インテルロヘン・センター・フォー・ザ・アーツの独立調査が暴いた数々の性的虐待
ミシガン州に位置し、芸術を志す若者たちにとって憧れの場であった寄宿学校兼サマーキャンプ「インターローケン・センター・フォー・ザ・アーツ」は、数々の著名なパフォーマーを輩出してきたことで知られています。しかし、同校が2024年にサングハヴィ法律事務所に依頼して実施した独立調査により、その輝かしい表の顔とは裏腹に、数十年にわたる深刻な性的虐待の実態が明らかになりました。
被害者が語る孤立した環境と心理的支配の実態
2005年に同校のバレエ教師から性的虐待を受けたポール・ブッシュは、当時16歳でした。オハイオ州デイトンのバレエスタジオからスカウトされ、部分奨学金を得て寄宿生となった彼は、憧れの舞台で自身の存在価値を証明したいという強い思いを抱いていました。
「自分の存在価値を証明したいという思いが強かったのです。自分が十分であり、愛される価値があるのだと証明したかったのです。」
ポール・ブッシュ、元生徒
ジェフリー・エプスタインとギレーヌ・マックスウェルによるキャンパスの利用
独立調査報告書は、教職員による虐待にとどまらず、すでに故人となっている性犯罪者のジェフリー・エプスタインが同校の卒業生および有力な寄付者であった事実にも踏み込んでいます。調査では、エプスタインとその共犯者であるギレーヌ・マックスウェルが、芸術支援を隠れ蓑にしてキャンパスを利用し、若年層の十代の若者たちを積極的に勧誘していたことが正式に確認されました。

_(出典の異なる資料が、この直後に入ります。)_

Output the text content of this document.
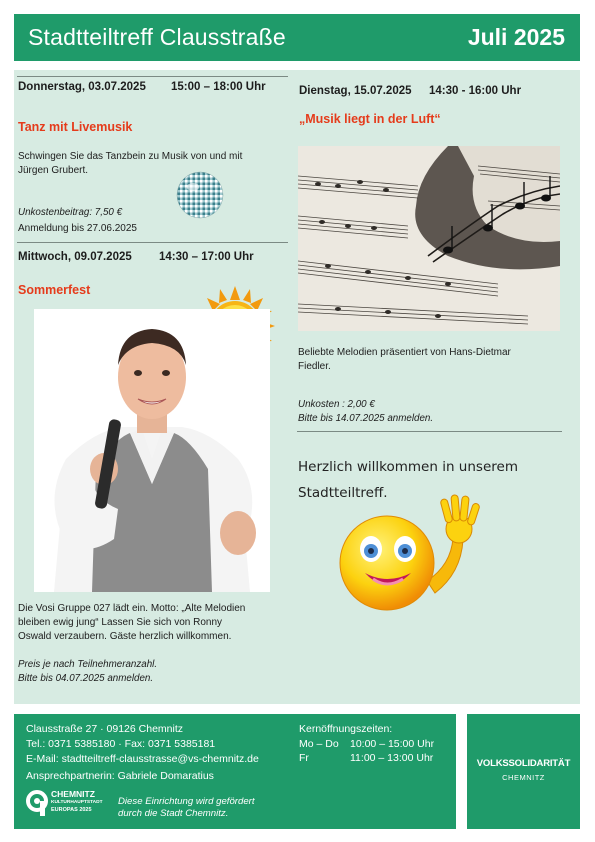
Stadtteiltreff Clausstraße	Juli 2025
Donnerstag, 03.07.2025 15:00 – 18:00 Uhr
Tanz mit Livemusik
Schwingen Sie das Tanzbein zu Musik von und mit
Jürgen Grubert.
Unkostenbeitrag: 7,50 €
Anmeldung bis 27.06.2025
Mittwoch, 09.07.2025 14:30 – 17:00 Uhr
Sommerfest
Die Vosi Gruppe 027 lädt ein. Motto: „Alte Melodien
bleiben ewig jung“ Lassen Sie sich von Ronny
Oswald verzaubern. Gäste herzlich willkommen.
Preis je nach Teilnehmeranzahl.
Bitte bis 04.07.2025 anmelden.
Dienstag, 15.07.2025 14:30 - 16:00 Uhr
„Musik liegt in der Luft“
Beliebte Melodien präsentiert von Hans-Dietmar
Fiedler.
Unkosten : 2,00 €
Bitte bis 14.07.2025 anmelden.
Herzlich willkommen in unserem
Stadtteiltreff.
Clausstraße 27 · 09126 Chemnitz
Tel.: 0371 5385180 · Fax: 0371 5385181
E-Mail: stadtteiltreff-clausstrasse@vs-chemnitz.de
Ansprechpartnerin: Gabriele Domaratius
Kernöffnungszeiten:
Mo – Do 10:00 – 15:00 Uhr
Fr	11:00 – 13:00 Uhr
CHEMNITZ
KULTURHAUPTSTADT
EUROPAS 2025
Diese Einrichtung wird gefördert
durch die Stadt Chemnitz.
VOLKSSOLIDARITÄT
CHEMNITZ
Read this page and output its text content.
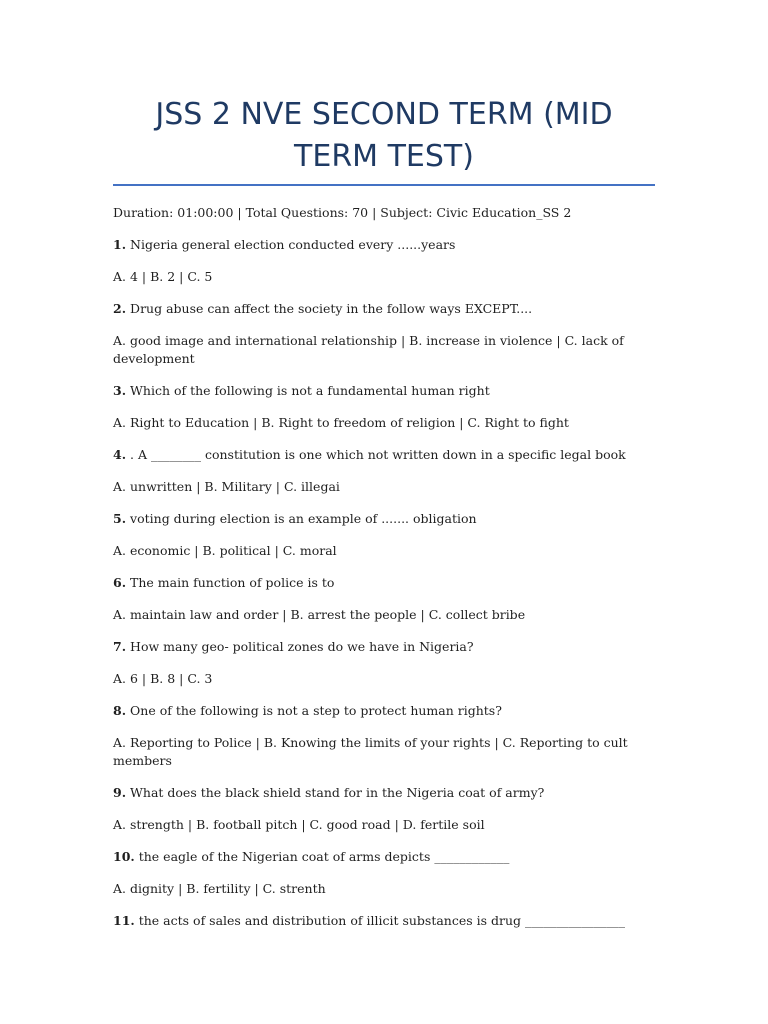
JSS 2 NVE SECOND TERM (MID TERM TEST)
Duration: 01:00:00 | Total Questions: 70 | Subject: Civic Education_SS 2

1. Nigeria general election conducted every ......years

A. 4 | B. 2 | C. 5

2. Drug abuse can affect the society in the follow ways EXCEPT....

A. good image and international relationship | B. increase in violence | C. lack of development

3. Which of the following is not a fundamental human right

A. Right to Education | B. Right to freedom of religion | C. Right to fight

4. . A ________ constitution is one which not written down in a specific legal book

A. unwritten | B. Military | C. illegai

5. voting during election is an example of ....... obligation

A. economic | B. political | C. moral

6. The main function of police is to

A. maintain law and order | B. arrest the people | C. collect bribe

7. How many geo- political zones do we have in Nigeria?

A. 6 | B. 8 | C. 3

8. One of the following is not a step to protect human rights?

A. Reporting to Police | B. Knowing the limits of your rights | C. Reporting to cult members

9. What does the black shield stand for in the Nigeria coat of army?

A. strength | B. football pitch | C. good road | D. fertile soil

10. the eagle of the Nigerian coat of arms depicts ____________

A. dignity | B. fertility | C. strenth

11. the acts of sales and distribution of illicit substances is drug ________________
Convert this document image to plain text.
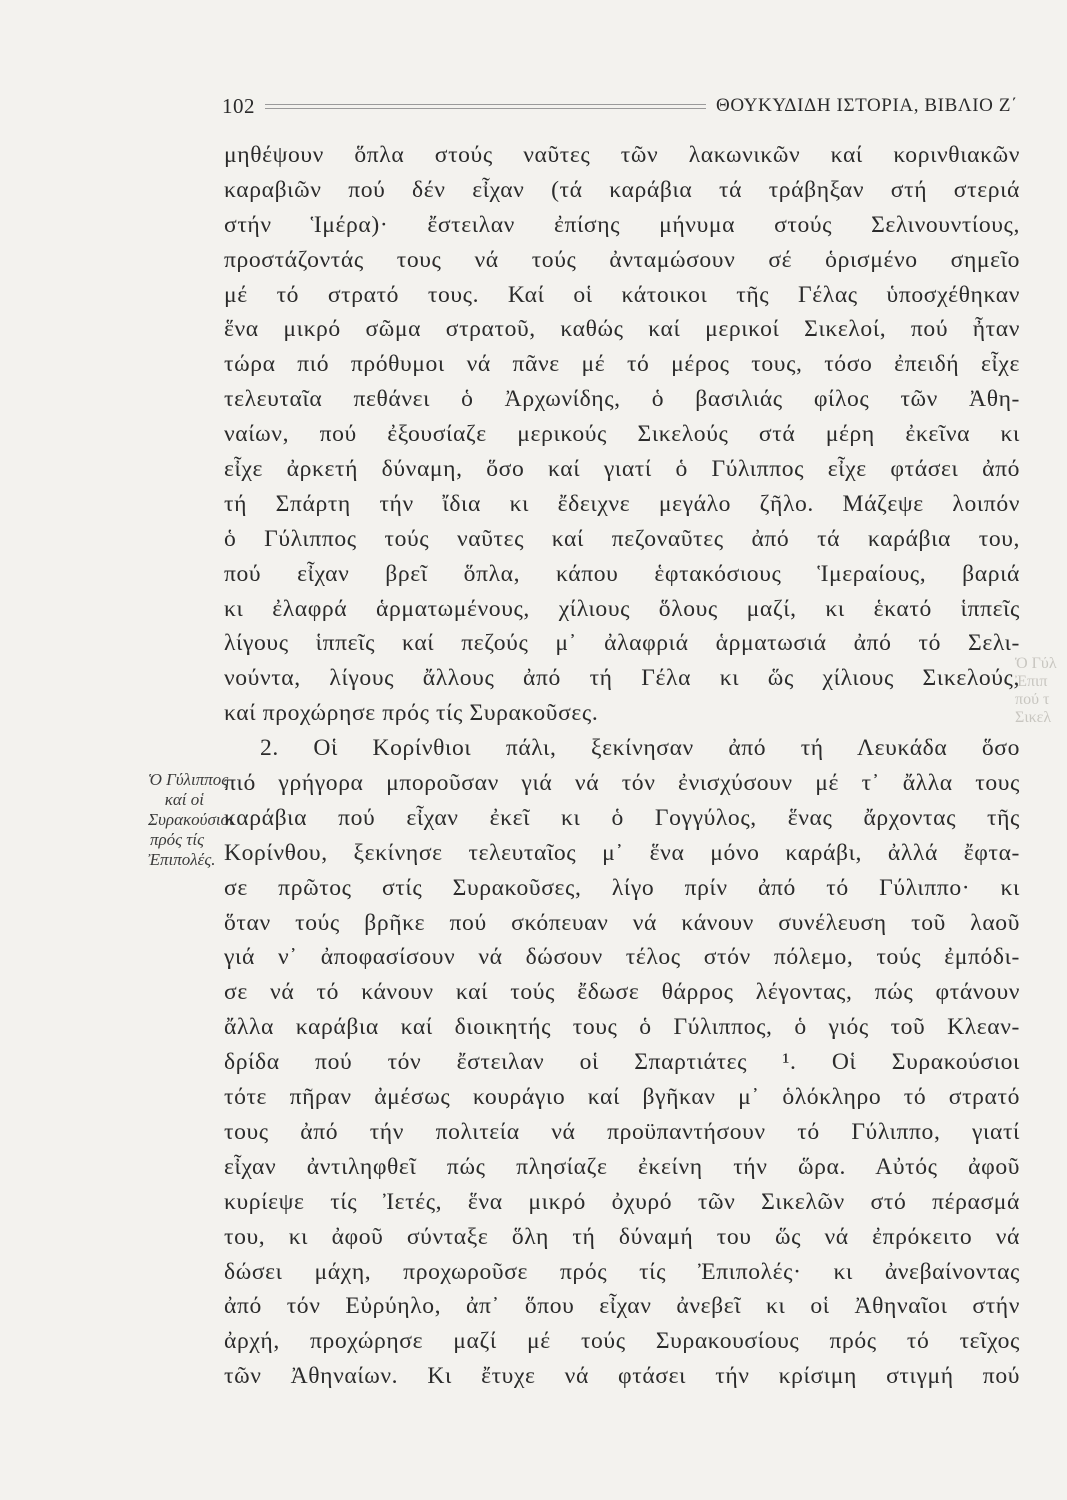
102	ΘΟΥΚΥΔΙΔΗ ΙΣΤΟΡΙΑ, ΒΙΒΛΙΟ Ζ΄
Ὁ Γύλιππος
καί οἱ
Συρακούσιοι
πρός τίς
Ἐπιπολές.
Ὁ Γύλ
Ἐπιπ
πού τ
Σικελ
μηθέψουν ὅπλα στούς ναῦτες τῶν λακωνικῶν καί κορινθιακῶν
καραβιῶν πού δέν εἶχαν (τά καράβια τά τράβηξαν στή στεριά
στήν Ἱμέρα)· ἔστειλαν ἐπίσης μήνυμα στούς Σελινουντίους,
προστάζοντάς τους νά τούς ἀνταμώσουν σέ ὁρισμένο σημεῖο
μέ τό στρατό τους. Καί οἱ κάτοικοι τῆς Γέλας ὑποσχέθηκαν
ἕνα μικρό σῶμα στρατοῦ, καθώς καί μερικοί Σικελοί, πού ἦταν
τώρα πιό πρόθυμοι νά πᾶνε μέ τό μέρος τους, τόσο ἐπειδή εἶχε
τελευταῖα πεθάνει ὁ Ἀρχωνίδης, ὁ βασιλιάς φίλος τῶν Ἀθη-
ναίων, πού ἐξουσίαζε μερικούς Σικελούς στά μέρη ἐκεῖνα κι
εἶχε ἀρκετή δύναμη, ὅσο καί γιατί ὁ Γύλιππος εἶχε φτάσει ἀπό
τή Σπάρτη τήν ἴδια κι ἔδειχνε μεγάλο ζῆλο. Μάζεψε λοιπόν
ὁ Γύλιππος τούς ναῦτες καί πεζοναῦτες ἀπό τά καράβια του,
πού εἶχαν βρεῖ ὅπλα, κάπου ἑφτακόσιους Ἱμεραίους, βαριά
κι ἐλαφρά ἁρματωμένους, χίλιους ὅλους μαζί, κι ἑκατό ἱππεῖς
λίγους ἱππεῖς καί πεζούς μ᾿ ἀλαφριά ἁρματωσιά ἀπό τό Σελι-
νούντα, λίγους ἄλλους ἀπό τή Γέλα κι ὥς χίλιους Σικελούς,
καί προχώρησε πρός τίς Συρακοῦσες.
2. Οἱ Κορίνθιοι πάλι, ξεκίνησαν ἀπό τή Λευκάδα ὅσο
πιό γρήγορα μποροῦσαν γιά νά τόν ἐνισχύσουν μέ τ᾿ ἄλλα τους
καράβια πού εἶχαν ἐκεῖ κι ὁ Γογγύλος, ἕνας ἄρχοντας τῆς
Κορίνθου, ξεκίνησε τελευταῖος μ᾿ ἕνα μόνο καράβι, ἀλλά ἔφτα-
σε πρῶτος στίς Συρακοῦσες, λίγο πρίν ἀπό τό Γύλιππο· κι
ὅταν τούς βρῆκε πού σκόπευαν νά κάνουν συνέλευση τοῦ λαοῦ
γιά ν᾿ ἀποφασίσουν νά δώσουν τέλος στόν πόλεμο, τούς ἐμπόδι-
σε νά τό κάνουν καί τούς ἔδωσε θάρρος λέγοντας, πώς φτάνουν
ἄλλα καράβια καί διοικητής τους ὁ Γύλιππος, ὁ γιός τοῦ Κλεαν-
δρίδα πού τόν ἔστειλαν οἱ Σπαρτιάτες ¹. Οἱ Συρακούσιοι
τότε πῆραν ἀμέσως κουράγιο καί βγῆκαν μ᾿ ὁλόκληρο τό στρατό
τους ἀπό τήν πολιτεία νά προϋπαντήσουν τό Γύλιππο, γιατί
εἶχαν ἀντιληφθεῖ πώς πλησίαζε ἐκείνη τήν ὥρα. Αὐτός ἀφοῦ
κυρίεψε τίς Ἰετές, ἕνα μικρό ὀχυρό τῶν Σικελῶν στό πέρασμά
του, κι ἀφοῦ σύνταξε ὅλη τή δύναμή του ὥς νά ἐπρόκειτο νά
δώσει μάχη, προχωροῦσε πρός τίς Ἐπιπολές· κι ἀνεβαίνοντας
ἀπό τόν Εὐρύηλο, ἀπ᾿ ὅπου εἶχαν ἀνεβεῖ κι οἱ Ἀθηναῖοι στήν
ἀρχή, προχώρησε μαζί μέ τούς Συρακουσίους πρός τό τεῖχος
τῶν Ἀθηναίων. Κι ἔτυχε νά φτάσει τήν κρίσιμη στιγμή πού
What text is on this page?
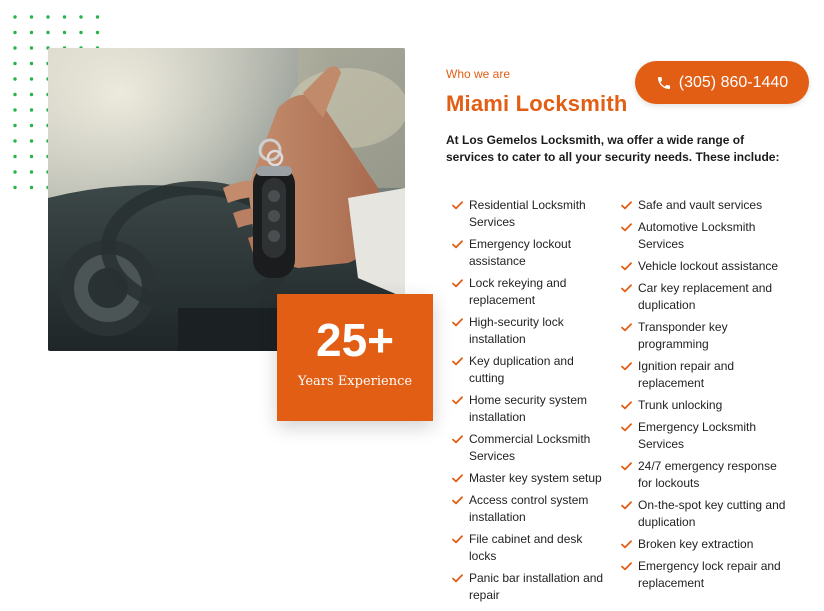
25+
Years Experience
Who we are
Miami Locksmith
(305) 860-1440
At Los Gemelos Locksmith, wa offer a wide range of services to cater to all your security needs. These include:
Residential Locksmith Services
Emergency lockout assistance
Lock rekeying and replacement
High-security lock installation
Key duplication and cutting
Home security system installation
Commercial Locksmith Services
Master key system setup
Access control system installation
File cabinet and desk locks
Panic bar installation and repair
Safe and vault services
Automotive Locksmith Services
Vehicle lockout assistance
Car key replacement and duplication
Transponder key programming
Ignition repair and replacement
Trunk unlocking
Emergency Locksmith Services
24/7 emergency response for lockouts
On-the-spot key cutting and duplication
Broken key extraction
Emergency lock repair and replacement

富裕層や支援者に対して、厳格な身元調査や監視プロトコルなしにキャンパスへの自由な立ち入りを認めていた学校側の姿勢は、重大な管理義務違反であったと批判されています。
学校側の対応と被害者による「ケース・クローズ」の拒絶
報告書の公開に伴い、学校側はコミュニティ宛ての書簡を発表し、現在の運営体制は「この報告書に描かれた機関とは根本的に異なる」と主張しています。さらに、スクールカウンセラーやソーシャルワーカー、心理学者からなる専門チームの配置など、生徒を保護するための新たな安全対策を講じたことを明らかにしました。
しかし、こうした学校側の対応に対して、被害者からは強い反発の声が上がっています。ブッシュは、学校側が事態の収束を図ろうとしている姿勢に納得していません。
「彼らは『一件落着だ』と言うことができます。しかし、それは全く受け入れられません。なぜなら、私の人生は今もなお開いたままなのですから。」